Camouflage. She learned to fit in.
She went into her room and flicked on the light. In the years they’d lived here, she’d changed nothing in this room and bought almost nothing to decorate it. She saw no point. It was bare and ordinary, filled with the garage-sale furniture they’d collected over the years. The only real sign of Leni herself was the photography equipment—lenses and cameras and bright yellow rolls of film. Stacks of pictures and collections of photograph albums. A single album was filled with her pictures of Matthew and Alaska. The rest were more current. Tucked into the corner of the vanity mirror was the picture of Matthew’s grandparents. THIS COULD BE US. Beside it was the first picture she’d taken of him with her Polaroid.
She opened the door that led out onto the small cedar-planked deck that ran the length of the house. In the backyard, Mama had cultivated a large vegetable garden. Leni stepped out onto the deck and sat in one of the two Adirondack chairs that had been here when they moved in. Overhead, the star-spangled sky looked limitless. A solid cedar fence outlined their small lot. She could smell the distant aroma of the first summer barbecues and hear the jangle of kids’ bikes being put away for the night. Dogs barked. A crow scolded something in a sharp little caw-caw-caw.
She leaned back in the chair, stared up, and tried to lose herself in the vastness of the sky.
“Hey,” Mama said from behind her. “You want some company?”
“’Course.”
Mama sat down in the second chair, positioned close enough that they could hold hands as they sat here.
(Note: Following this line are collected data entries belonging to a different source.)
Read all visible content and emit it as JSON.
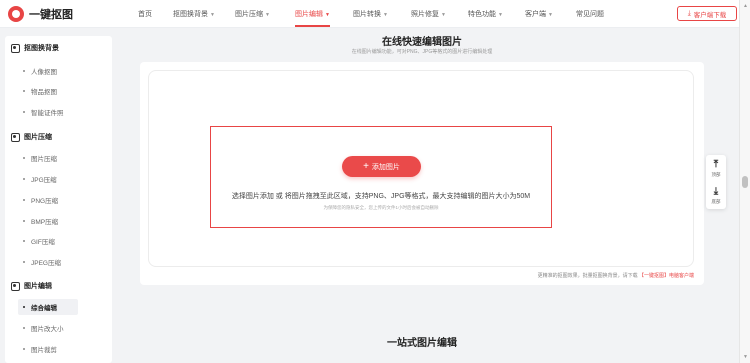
{
  "header": {
    "logo_text": "一键抠图",
    "nav": [
      {
        "label": "首页",
        "has_caret": false,
        "active": false
      },
      {
        "label": "抠图换背景",
        "has_caret": true,
        "active": false
      },
      {
        "label": "图片压缩",
        "has_caret": true,
        "active": false
      },
      {
        "label": "图片编辑",
        "has_caret": true,
        "active": true
      },
      {
        "label": "图片转换",
        "has_caret": true,
        "active": false
      },
      {
        "label": "照片修复",
        "has_caret": true,
        "active": false
      },
      {
        "label": "特色功能",
        "has_caret": true,
        "active": false
      },
      {
        "label": "客户端",
        "has_caret": true,
        "active": false
      },
      {
        "label": "常见问题",
        "has_caret": false,
        "active": false
      }
    ],
    "download_label": "客户端下载",
    "accent_color": "#e84545"
  },
  "sidebar": {
    "groups": [
      {
        "title": "抠图换背景",
        "items": [
          {
            "label": "人像抠图"
          },
          {
            "label": "物品抠图"
          },
          {
            "label": "智能证件照"
          }
        ]
      },
      {
        "title": "图片压缩",
        "items": [
          {
            "label": "图片压缩"
          },
          {
            "label": "JPG压缩"
          },
          {
            "label": "PNG压缩"
          },
          {
            "label": "BMP压缩"
          },
          {
            "label": "GIF压缩"
          },
          {
            "label": "JPEG压缩"
          }
        ]
      },
      {
        "title": "图片编辑",
        "items": [
          {
            "label": "综合编辑",
            "active": true
          },
          {
            "label": "图片改大小"
          },
          {
            "label": "图片裁剪"
          }
        ]
      }
    ]
  },
  "main": {
    "title": "在线快速编辑图片",
    "subtitle": "在线图片编辑功能，可对PNG、JPG等格式的图片进行编辑处理",
    "add_button": "添加图片",
    "drop_hint": "选择图片添加 或 将图片拖拽至此区域，支持PNG、JPG等格式，最大支持编辑的图片大小为50M",
    "drop_note": "为保障您的隐私安全，您上传的文件1小时后会被自动删除",
    "footer_text": "更精准的抠图效果，批量抠图换背景，请下载",
    "footer_link": "【一键抠图】电脑客户端",
    "section_title": "一站式图片编辑"
  },
  "float_bar": {
    "top_label": "顶部",
    "bottom_label": "底部"
  }
}
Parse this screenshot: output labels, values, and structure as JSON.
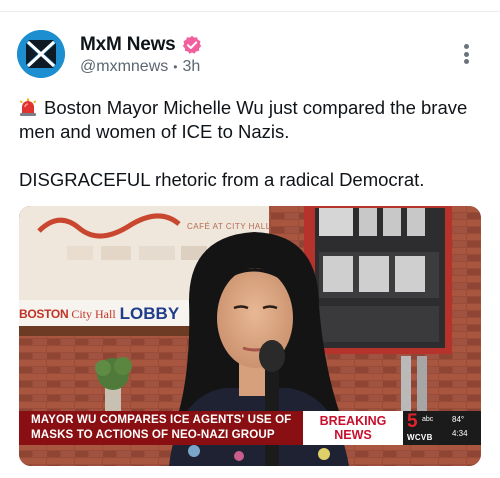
{
  "post": {
    "author_name": "MxM News",
    "handle": "@mxmnews",
    "separator": "•",
    "time_ago": "3h",
    "text_line1": "Boston Mayor Michelle Wu just compared the brave men and women of ICE to Nazis.",
    "text_line2": "DISGRACEFUL rhetoric from a radical Democrat."
  },
  "icons": {
    "avatar": "mxm-logo-icon",
    "verified": "verified-badge-icon",
    "more": "more-options-icon",
    "emoji": "police-siren-icon"
  },
  "media": {
    "background_signage": {
      "cafe_text": "CAFÉ AT CITY HALL",
      "lobby_part1": "BOSTON",
      "lobby_part2": "City Hall",
      "lobby_part3": "LOBBY"
    },
    "lower_third": {
      "headline_line1": "MAYOR WU COMPARES ICE AGENTS' USE OF",
      "headline_line2": "MASKS TO ACTIONS OF NEO-NAZI GROUP",
      "breaking_line1": "BREAKING",
      "breaking_line2": "NEWS",
      "station_number": "5",
      "network": "abc",
      "station_call": "WCVB",
      "temperature": "84°",
      "time": "4:34"
    }
  },
  "colors": {
    "avatar_bg": "#1d8fd1",
    "verified_badge": "#f25f9e",
    "lower_third_red": "#8a0f12",
    "breaking_red": "#c8102e"
  }
}
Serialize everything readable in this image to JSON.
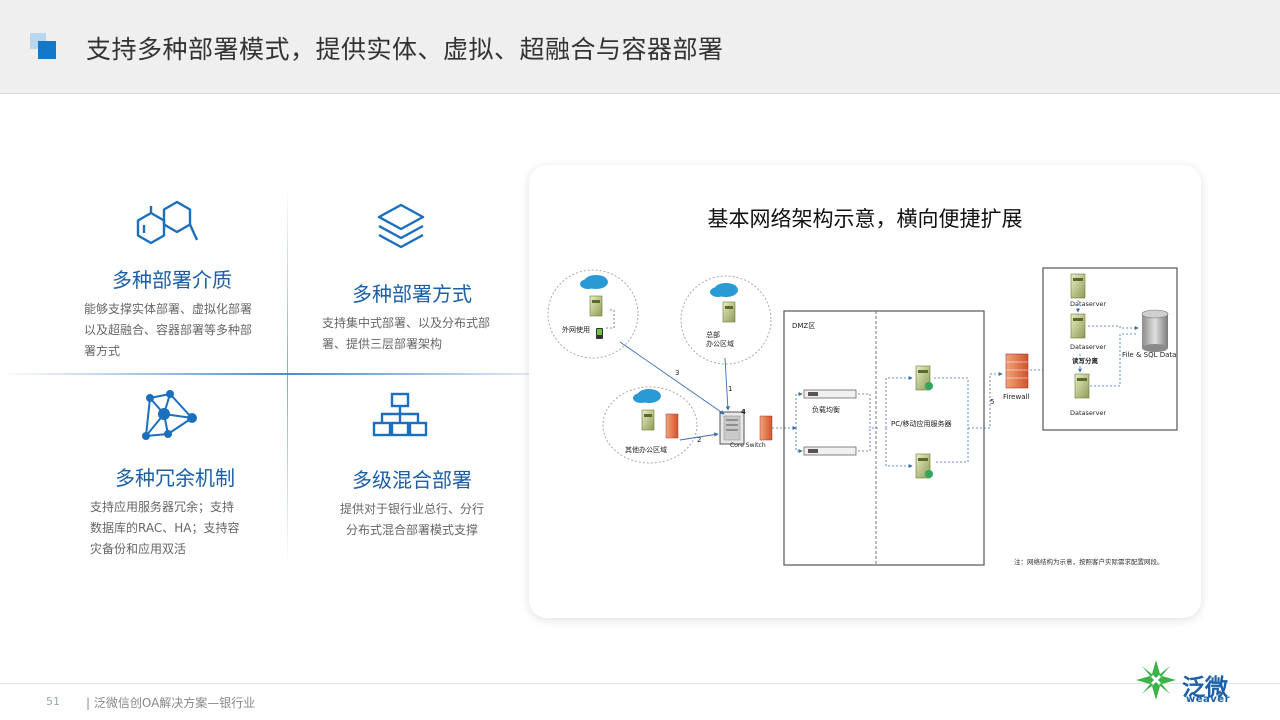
{
  "header": {
    "title": "支持多种部署模式，提供实体、虚拟、超融合与容器部署"
  },
  "features": [
    {
      "title": "多种部署介质",
      "desc_lines": [
        "能够支撑实体部署、虚拟化部署",
        "以及超融合、容器部署等多种部",
        "署方式"
      ]
    },
    {
      "title": "多种部署方式",
      "desc_lines": [
        "支持集中式部署、以及分布式部",
        "署、提供三层部署架构"
      ]
    },
    {
      "title": "多种冗余机制",
      "desc_lines": [
        "支持应用服务器冗余；支持",
        "数据库的RAC、HA；支持容",
        "灾备份和应用双活"
      ]
    },
    {
      "title": "多级混合部署",
      "desc_lines": [
        "提供对于银行业总行、分行",
        "分布式混合部署模式支撑"
      ]
    }
  ],
  "diagram": {
    "title": "基本网络架构示意，横向便捷扩展",
    "labels": {
      "external": "外网使用",
      "hq_line1": "总部",
      "hq_line2": "办公区域",
      "other": "其他办公区域",
      "dmz": "DMZ区",
      "lb": "负载均衡",
      "app_server": "PC/移动应用服务器",
      "firewall": "Firewall",
      "core_switch": "Core Switch",
      "dataserver": "Dataserver",
      "rw_split": "读写分离",
      "file_sql": "File & SQL Data",
      "note": "注：网络结构为示意，按照客户实际需求配置网段。"
    },
    "numbers": [
      "1",
      "2",
      "3",
      "4",
      "4",
      "5"
    ]
  },
  "footer": {
    "page_number": "51",
    "text": "| 泛微信创OA解决方案—银行业"
  },
  "logo": {
    "name": "泛微",
    "sub": "weaver"
  },
  "colors": {
    "accent": "#1478c8",
    "feature_title": "#1b5fa6",
    "logo_green": "#3bb34a"
  }
}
It had become their place over the years, a narrow deck that jutted out into some dimension that was neither past nor present. Sometimes, especially this time of year, the air smelled of roses.
“I’d give anything to see the northern lights,” Leni said.
“Yeah. Me, too.”
Together they stared up at the immense night sky. Neither of them spoke; they didn’t need to. Leni knew they were both thinking of the loves that had once been theirs.
“But we have MJ,” Mama said.
Leni held her mother’s hand.
MJ. Their joy, their love, their saving grace.
TWENTY-EIGHT
Cora had pneumonia. It was hardly a surprise. For weeks, she’d caught every illness that moved through MJ’s school.
Now she sat in a sterile waiting room; irritated. Impatient to be let go.
Waiting.
She appreciated all of the just-to-be-sure tests her mother’s doctor had insisted upon, done, but Cora just wanted to get an antibiotics prescription and get out of here. MJ would be home from school soon.
Cora flipped through the latest People magazine. (“Ted Danson Leers Again on Cheers” was the absurd headline.) She tried the crossword puzzle in the back of the magazine, but she didn’t know enough popular culture to make much headway.
More than thirty minutes later, the blue-haired nurse returned to the waiting room and led Cora into a small office, its walls lined with degrees, awards, that sort of thing. Cora was shown to a hard black chair.
She sat down, instinctively crossing her legs at the ankles as she had been taught years ago in her country-club days. It occurred to her suddenly, stupidly, that it was a metaphor for all that had changed for women in her lifetime. No one cared anymore how a woman sat.
“So, Evelyn,” the doctor said. She was a stern-looking woman with steel-wool hair and an obvious affection for mascara. She looked like she survived on black coffee and raw vegetables, but who was Cora to judge a woman for being thin? A series of X-rays hung across a Lite-Brite-like screen behind her desk.
“Where’s the pneumonia?” Cora asked, lifting her chin toward the images. An octopus devouring something; that was what it looked like.
The doctor started to speak, then paused.